CARBOGEN AMCIS, the Swiss-based pharmaceutical process development and Active Pharmaceutical Ingredient (API) manufacturing company, has announced a successful inspection by Swissmedic of its recently acquired site in Vionnaz, Switzerland.
The site has been inspected by Swissmedic and by the U.S. Food and Drug Administration (FDA) in the past and the re-audit is due to the change of ownership. The two-and-a-half-day audit covered the Quality System related to development and manufacture of highly potent APIs at the Vionnaz facility, including Analytical and Quality Control. This is the first stage in the facility’s cGMP certification process, which should be completed in the next two months.
The high potency facility in Vionnaz is designed to operate at an occupational exposure limit (OEL) level down to 0.05μg/m3. CARBOGEN AMCIS acquired the facility in August 2014 to significantly increase the development and manufacturing capacity of highly potent APIs. This site has already demonstrated the capability to produce highly potent warheads and linkers, which can be transferred to our bio conjugation facility in Switzerland to create Antibody Drug conjugates (ADC) for cancer treatment therapy.
"The positive conclusion of this inspection demonstrates our commitment to the highest standards of quality across all of CARBOGEN AMCIS’ facilities,” said Martin Schneider, Chief Quality Officer at CARBOGEN AMCIS. "We acquired this site last year and, with the support of our expert groups in Switzerland, the Vionnaz team has been able to demonstrate to Swissmedic that CARBOGEN AMCIS meets all aspects of quality to supply our customers with GMP API’s from the facility. This continues our long track record of successful regulatory audits.”

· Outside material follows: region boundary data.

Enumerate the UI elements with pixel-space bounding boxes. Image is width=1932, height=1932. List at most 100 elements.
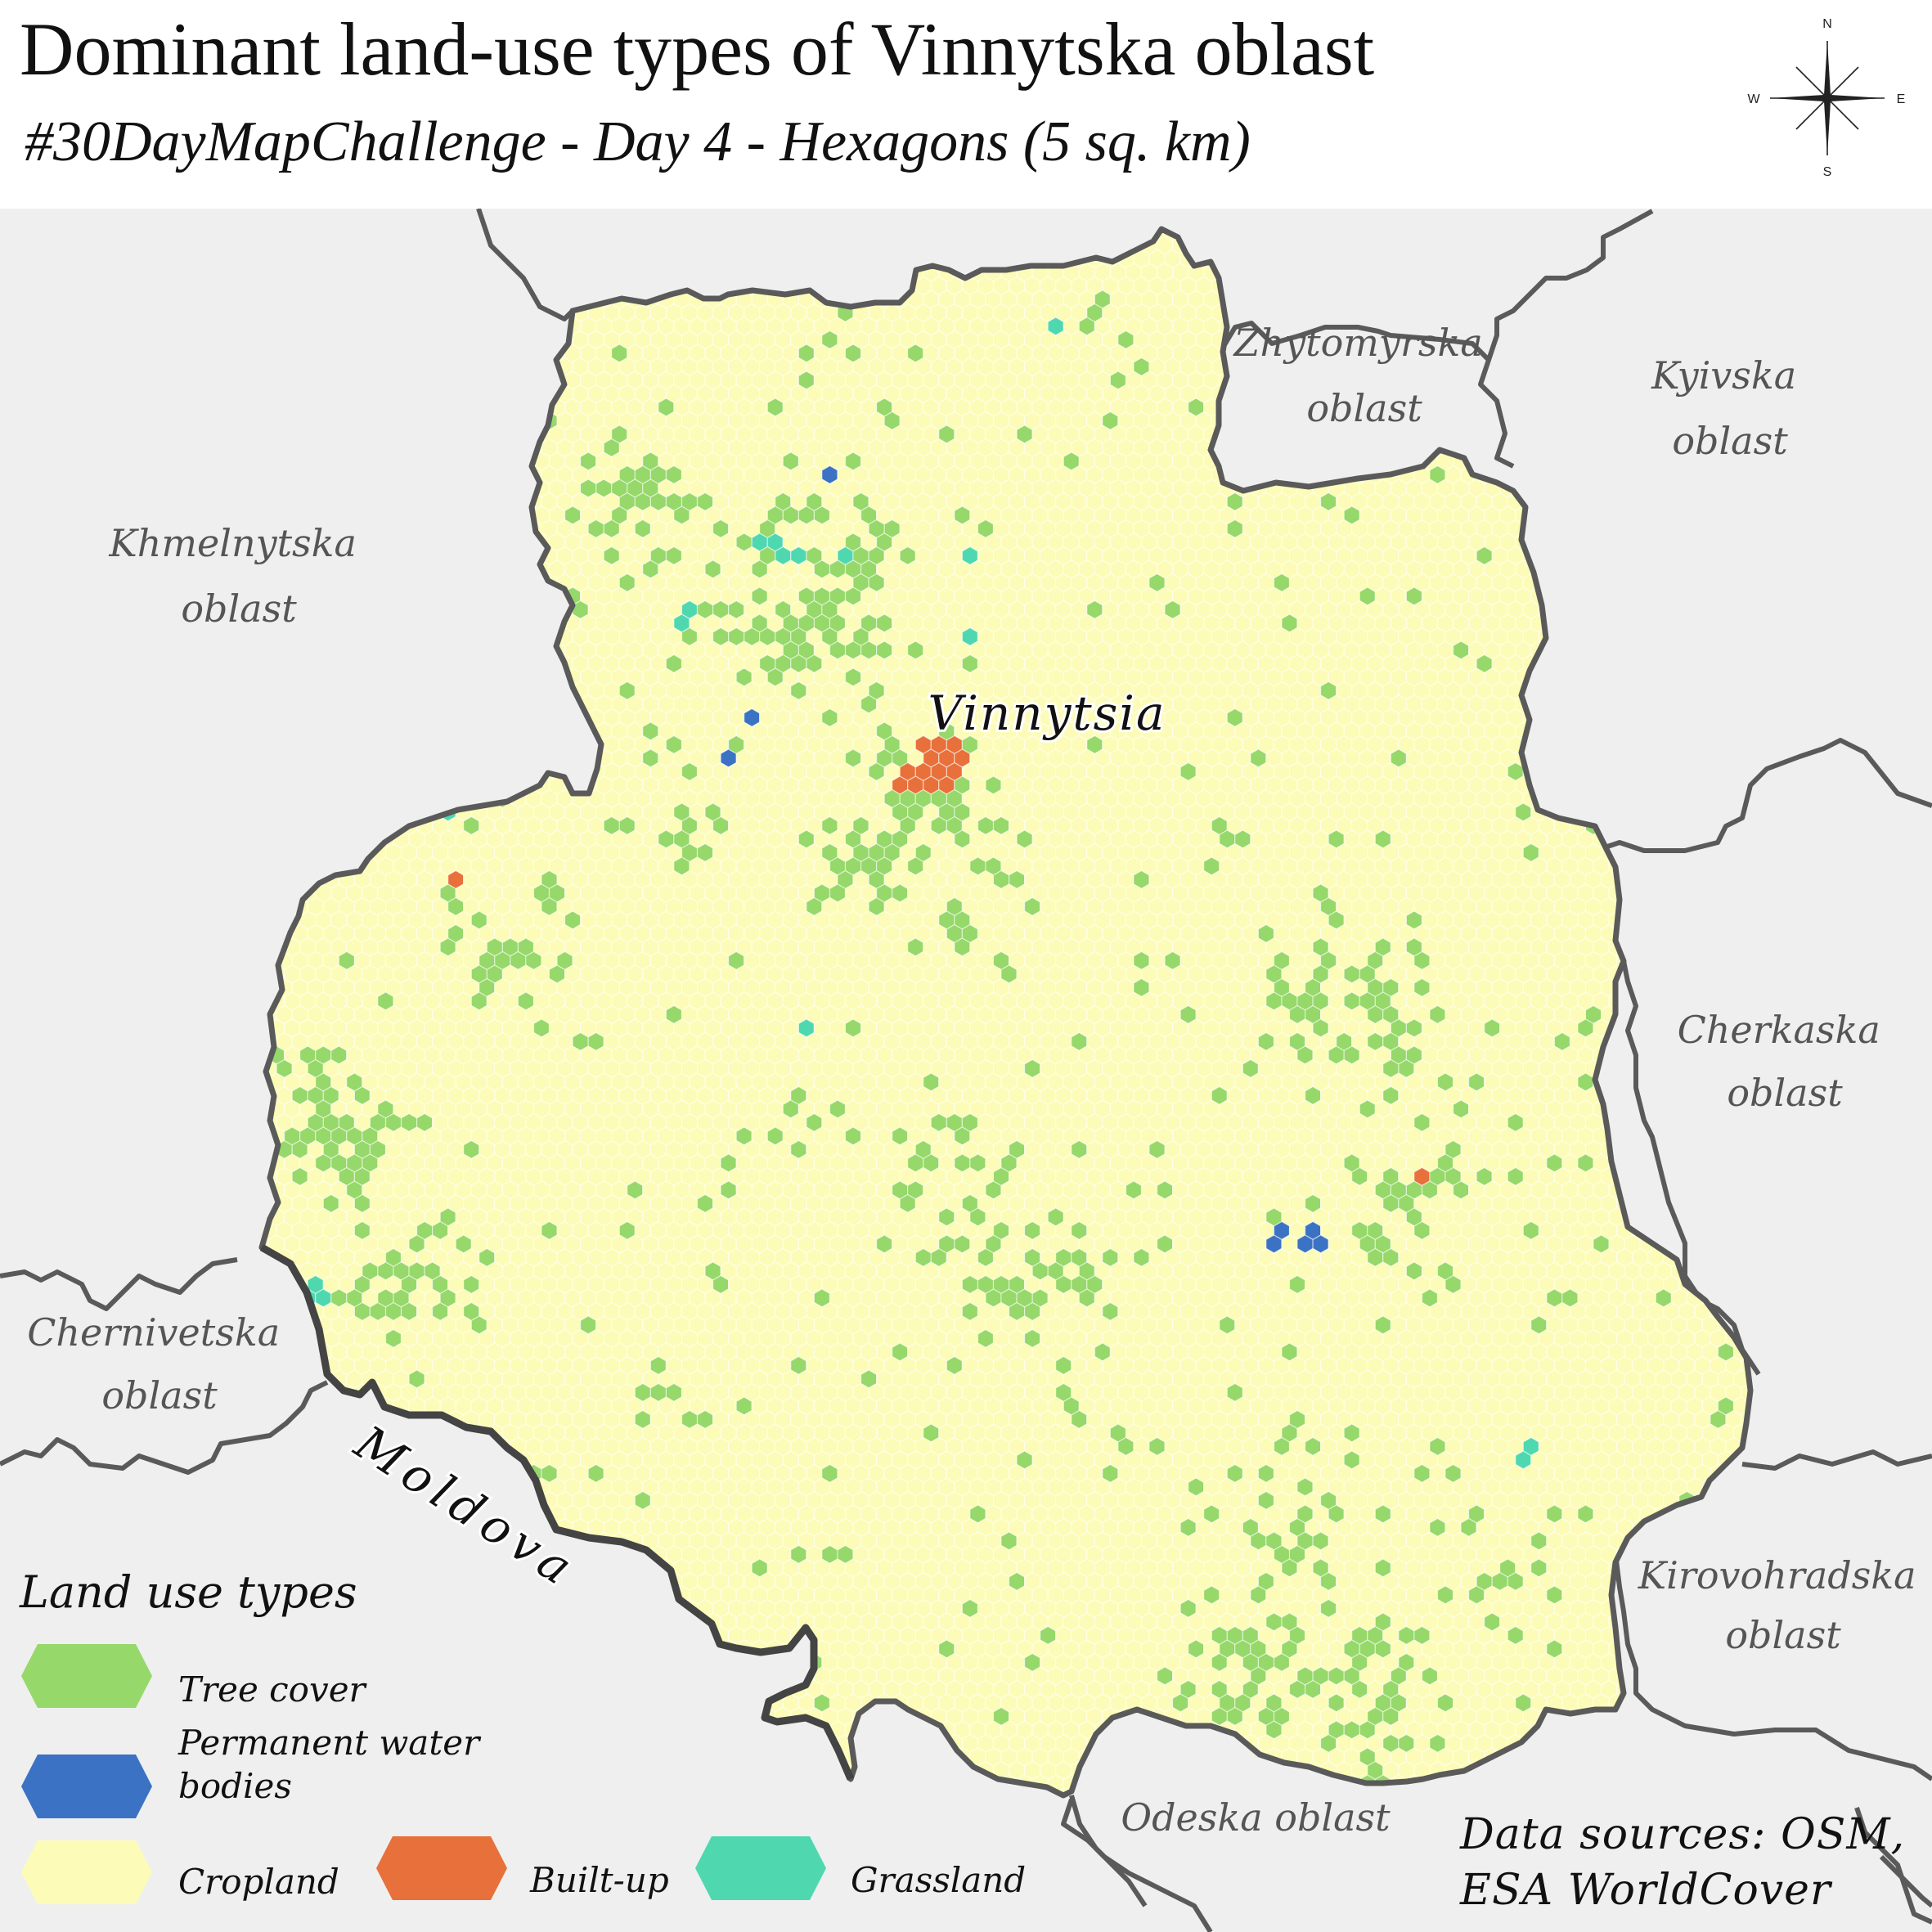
- hex-cell: [1577, 290, 1594, 309]
- hex-cell: [463, 249, 480, 269]
- hex-cell: [579, 236, 597, 255]
- hex-cell: [262, 438, 277, 458]
- hex-cell: [1710, 600, 1727, 620]
- hex-cell: [1343, 263, 1360, 282]
- hex-cell: [775, 249, 792, 269]
- hex-cell: [494, 762, 511, 782]
- hex-cell: [1600, 357, 1618, 377]
- hex-cell: [416, 411, 434, 431]
- hex-cell: [245, 871, 261, 889]
- hex-cell: [1819, 628, 1835, 646]
- hex-cell: [1374, 290, 1392, 309]
- hex-cell: [1608, 263, 1625, 282]
- hex-cell: [1670, 398, 1687, 417]
- hex-cell: [1701, 236, 1719, 255]
- hex-cell: [486, 559, 504, 579]
- hex-cell: [262, 735, 277, 755]
- hex-cell: [262, 398, 270, 417]
- hex-cell: [1273, 384, 1291, 404]
- hex-cell: [1765, 857, 1781, 875]
- hex-cell: [424, 694, 441, 714]
- hex-cell: [384, 411, 402, 431]
- hex-cell: [1530, 748, 1548, 768]
- hex-cell: [1757, 250, 1772, 268]
- hex-cell: [954, 236, 971, 255]
- hex-cell: [1701, 532, 1719, 552]
- hex-cell: [353, 627, 371, 647]
- hex-cell: [1717, 290, 1735, 309]
- hex-cell: [1328, 236, 1345, 255]
- hex-cell: [315, 802, 332, 822]
- hex-cell: [1655, 721, 1672, 741]
- hex-cell: [408, 505, 425, 525]
- hex-cell: [1655, 694, 1672, 714]
- hex-cell: [322, 815, 339, 836]
- hex-cell: [346, 829, 363, 849]
- hex-cell: [782, 236, 800, 255]
- hex-cell: [479, 411, 496, 431]
- hex-cell: [548, 290, 566, 309]
- hex-cell: [262, 330, 277, 350]
- hex-cell: [1257, 411, 1275, 431]
- hex-cell: [479, 384, 496, 404]
- hex-cell: [431, 465, 449, 485]
- hex-cell: [393, 344, 410, 363]
- hex-cell: [1632, 276, 1649, 296]
- hex-cell: [1624, 505, 1641, 525]
- hex-cell: [1858, 479, 1874, 497]
- hex-cell: [1546, 694, 1563, 714]
- hex-cell: [1647, 438, 1665, 458]
- hex-cell: [377, 559, 394, 579]
- hex-cell: [431, 789, 449, 809]
- hex-cell: [1296, 452, 1314, 471]
- hex-cell: [384, 303, 402, 323]
- hex-cell: [1593, 748, 1610, 768]
- hex-cell: [307, 815, 324, 836]
- hex-cell: [1639, 640, 1656, 660]
- hex-cell: [1632, 627, 1649, 647]
- hex-cell: [416, 627, 434, 647]
- hex-cell: [338, 357, 355, 377]
- hex-cell: [1843, 479, 1858, 497]
- hex-cell: [1781, 776, 1796, 794]
- hex-cell: [393, 802, 410, 822]
- hex-cell: [1546, 640, 1563, 660]
- hex-cell: [1538, 654, 1556, 674]
- hex-cell: [431, 519, 449, 539]
- hex-cell: [1694, 627, 1711, 647]
- hex-cell: [1429, 384, 1446, 404]
- hex-cell: [1812, 398, 1827, 416]
- hex-cell: [384, 465, 402, 485]
- hex-cell: [1647, 546, 1665, 566]
- hex-cell: [1312, 236, 1329, 255]
- hex-cell: [322, 842, 339, 863]
- hex-cell: [486, 721, 504, 741]
- hex-cell: [1436, 425, 1454, 444]
- hex-cell: [262, 708, 277, 728]
- hex-cell: [431, 708, 449, 728]
- hex-cell: [284, 479, 301, 498]
- hex-cell: [299, 586, 317, 606]
- hex-cell: [362, 802, 379, 822]
- hex-cell: [1530, 505, 1548, 525]
- hex-cell: [1732, 317, 1750, 336]
- hex-cell: [510, 330, 527, 350]
- hex-cell: [447, 411, 465, 431]
- hex-cell: [1476, 249, 1493, 269]
- hex-cell: [1390, 236, 1408, 255]
- hex-cell: [1328, 452, 1345, 471]
- hex-cell: [447, 546, 465, 566]
- hex-cell: [1336, 249, 1353, 269]
- hex-cell: [1725, 546, 1742, 566]
- hex-cell: [1843, 452, 1858, 470]
- hex-cell: [1843, 263, 1858, 281]
- hex-cell: [1804, 574, 1819, 592]
- hex-cell: [1639, 559, 1656, 579]
- hex-cell: [245, 385, 261, 403]
- hex-cell: [362, 694, 379, 714]
- hex-cell: [1749, 290, 1750, 309]
- hex-cell: [384, 546, 402, 566]
- hex-cell: [1686, 667, 1703, 687]
- hex-cell: [852, 276, 869, 296]
- hex-cell: [393, 425, 410, 444]
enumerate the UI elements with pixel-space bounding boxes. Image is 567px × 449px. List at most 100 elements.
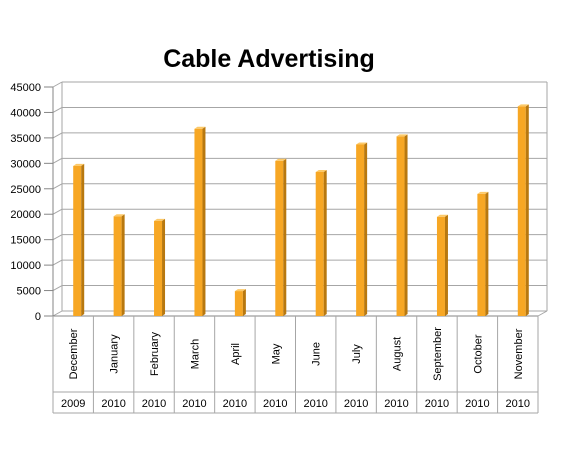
x-group-label: 2010	[506, 398, 530, 410]
bar-front	[113, 216, 122, 316]
bar-front	[154, 220, 163, 316]
bar-front	[436, 216, 445, 316]
gridline-connector	[52, 107, 63, 113]
bar	[315, 169, 327, 316]
y-tick-label: 25000	[10, 184, 41, 196]
x-tick-label: October	[472, 334, 484, 373]
gridline-connector	[52, 157, 63, 164]
x-group-label: 2009	[61, 398, 85, 410]
bar	[113, 214, 125, 316]
x-tick-label: May	[270, 343, 282, 364]
y-tick-label: 40000	[10, 107, 41, 119]
bar-side	[525, 104, 529, 317]
bar-top	[396, 134, 408, 137]
bar-side	[283, 158, 287, 316]
x-group-label: 2010	[384, 398, 408, 410]
gridline-connector	[52, 234, 63, 241]
bar	[275, 158, 287, 316]
bar-front	[477, 193, 486, 316]
x-tick-label: June	[311, 342, 323, 366]
gridline-connector	[52, 310, 63, 317]
gridlines	[52, 81, 548, 317]
bar-side	[364, 142, 368, 316]
bar	[194, 126, 206, 317]
bar-top	[275, 158, 287, 161]
gridline-connector	[52, 208, 63, 215]
x-group-label: 2010	[344, 398, 368, 410]
bar-top	[436, 214, 448, 217]
gridline-connector	[52, 259, 63, 266]
y-tick-label: 35000	[10, 133, 41, 145]
bar-side	[323, 169, 327, 316]
y-tick-label: 20000	[10, 209, 41, 221]
bar-front	[356, 144, 365, 316]
bar-front	[517, 106, 526, 317]
bar	[517, 104, 529, 317]
bar-side	[121, 214, 125, 316]
x-group-label: 2010	[303, 398, 327, 410]
bar-top	[477, 191, 489, 194]
y-tick-label: 0	[35, 311, 41, 323]
bars	[73, 104, 529, 317]
bar-front	[194, 128, 203, 316]
x-tick-label: January	[109, 334, 121, 374]
gridline-connector	[52, 81, 63, 88]
x-tick-label: September	[432, 327, 444, 381]
bar-front	[73, 165, 82, 316]
x-tick-label: March	[189, 339, 201, 370]
y-tick-label: 15000	[10, 235, 41, 247]
bar-top	[234, 289, 246, 292]
x-group-label: 2010	[465, 398, 489, 410]
bar-top	[356, 142, 368, 145]
y-tick-label: 45000	[10, 82, 41, 94]
x-group-label: 2010	[425, 398, 449, 410]
x-group-label: 2010	[263, 398, 287, 410]
bar-side	[444, 214, 448, 316]
bar-top	[315, 169, 327, 172]
bar-side	[404, 134, 408, 316]
bar	[154, 218, 166, 316]
y-tick-label: 5000	[17, 286, 41, 298]
bar-front	[234, 291, 243, 316]
x-group-label: 2010	[142, 398, 166, 410]
floor-edge	[537, 310, 548, 317]
bar-side	[162, 218, 166, 316]
bar-top	[517, 104, 529, 107]
y-tick-label: 30000	[10, 158, 41, 170]
gridline-connector	[52, 183, 63, 190]
bar	[356, 142, 368, 316]
gridline-connector	[52, 285, 63, 291]
bar	[477, 191, 489, 316]
x-tick-label: November	[513, 328, 525, 379]
bar-side	[242, 289, 246, 316]
x-tick-label: August	[392, 337, 404, 371]
x-group-label: 2010	[101, 398, 125, 410]
bar-front	[275, 160, 284, 316]
x-tick-label: July	[351, 344, 363, 364]
x-tick-labels: December 2009 January 2010 February 2010 March…	[61, 327, 530, 410]
bar	[234, 289, 246, 316]
bar-top	[113, 214, 125, 217]
bar	[73, 163, 85, 316]
gridline-connector	[52, 132, 63, 139]
x-tick-label: December	[68, 328, 80, 379]
y-tick-labels: 0 5000 10000 15000 20000 25000 30000 35000 40000…	[10, 82, 41, 323]
category-table	[52, 316, 539, 414]
bar-top	[73, 163, 85, 166]
x-tick-label: April	[230, 343, 242, 365]
x-group-label: 2010	[223, 398, 247, 410]
chart-title: Cable Advertising	[163, 45, 375, 73]
bar-side	[485, 191, 489, 316]
bar-front	[396, 136, 405, 316]
y-tick-label: 10000	[10, 260, 41, 272]
bar-top	[154, 218, 166, 221]
x-tick-label: February	[149, 331, 161, 376]
bar	[436, 214, 448, 316]
bar-top	[194, 126, 206, 129]
bar-side	[81, 163, 85, 316]
bar	[396, 134, 408, 316]
bar-side	[202, 126, 206, 317]
bar-front	[315, 171, 324, 316]
x-group-label: 2010	[182, 398, 206, 410]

“My team on-site is highly qualified with more than 10 years of experience in manufacturing highly potent APIs. Combined with our 15 years of expertise at CARBOGEN AMCIS, we managed to create really attractive synergies,” said Rolf Tunnemann, Director of CARBOGEN AMCIS Vionnaz facility. “As we move forward, we will continue to pursue opportunities to improve quality. We now have to follow the process and validate cGMP certification in the next few months.”
“I am proud of what our team has achieved in such a short length of time and delighted that we will be able to continue to support our clients growing needs,” commented Mark Griffiths, CEO, CARBOGEN AMCIS and the Dishman Group.
Dishman Group (www.dishmangroup.com) is a global outsourcing partner for the pharmaceutical industry, offering a portfolio of development, scale-up and manufacturing services. Dishman Group improves its customers’ businesses by providing a range of development and manufacturing solutions at locations in Europe, China and India.